Enhancing anomaly-based zero-day attack detection framework using CNN-driven feature extraction and OC-SVM
摘要
Zero-day attacks exploit previously unknown vulnerabilities, posing a significant challenge for traditional Intrusion Detection Systems (IDS) that depend on known attack signatures. Detecting such threats requires models capable of identifying anomalous patterns in network traffic without prior knowledge. This study proposes a hybrid semi-supervised CNN + OC-SVM framework that integrates convolutional neural network (CNN)-based feature extraction with a One-Class Support Vector Machine (OC-SVM) for effective zero-day attack detection. A structured preprocessing pipeline, including feature selection, categorical encoding, and normalization, is employed to enhance data representation and discrimination capability. The proposed model is evaluated on two benchmark datasets, NSL-KDD and CIC-IDS2017, and compared with established unsupervised methods, including Isolation Forest, K-means, and DBSCAN, both with and without CNN-based feature extraction.
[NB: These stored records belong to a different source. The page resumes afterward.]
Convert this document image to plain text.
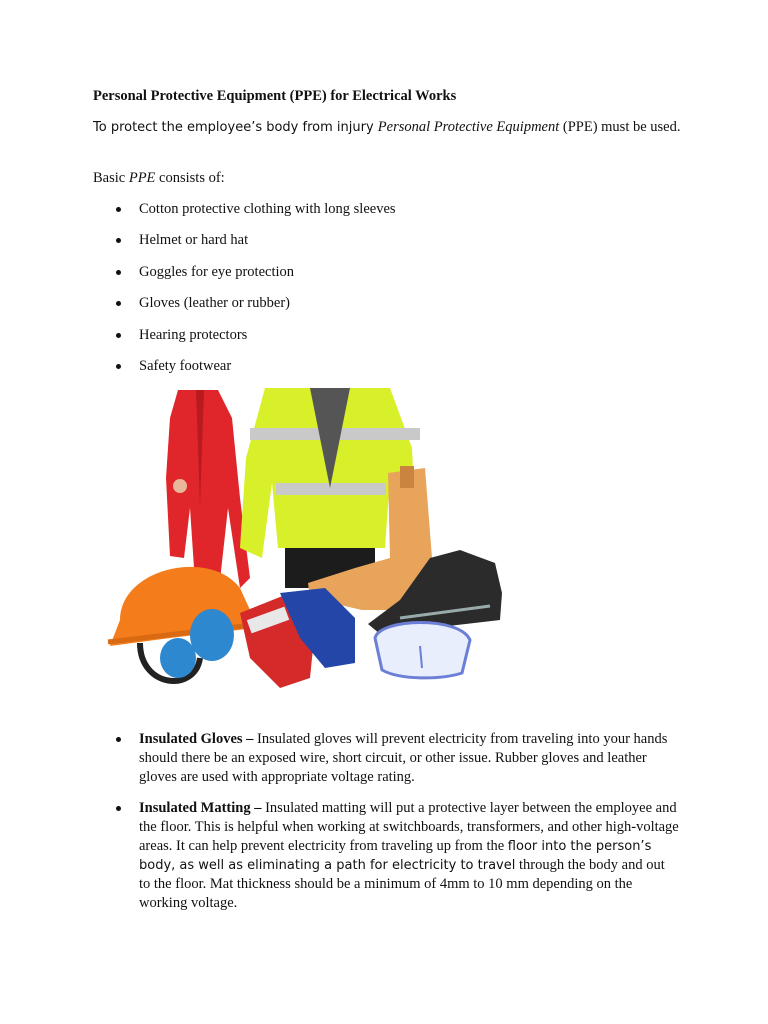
Personal Protective Equipment (PPE) for Electrical Works
To protect the employee’s body from injury Personal Protective Equipment (PPE) must be used.
Basic PPE consists of:
Cotton protective clothing with long sleeves
Helmet or hard hat
Goggles for eye protection
Gloves (leather or rubber)
Hearing protectors
Safety footwear
Insulated Gloves – Insulated gloves will prevent electricity from traveling into your hands should there be an exposed wire, short circuit, or other issue. Rubber gloves and leather gloves are used with appropriate voltage rating.
Insulated Matting – Insulated matting will put a protective layer between the employee and the floor. This is helpful when working at switchboards, transformers, and other high-voltage areas. It can help prevent electricity from traveling up from the floor into the person’s body, as well as eliminating a path for electricity to travel through the body and out to the floor. Mat thickness should be a minimum of 4mm to 10 mm depending on the working voltage.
Experimental results demonstrate that the CNN + OC-SVM model achieves an accuracy of 98.41% on NSL-KDD and 99.31% on CIC-IDS2017, outperforming baseline approaches. The model also attains precision, recall, and F1-score values exceeding 98%, indicating strong classification reliability across both attack and normal classes. These findings highlight the effectiveness of combining deep feature extraction with anomaly-based learning to improve detection accuracy and robustness against previously unseen cyber threats.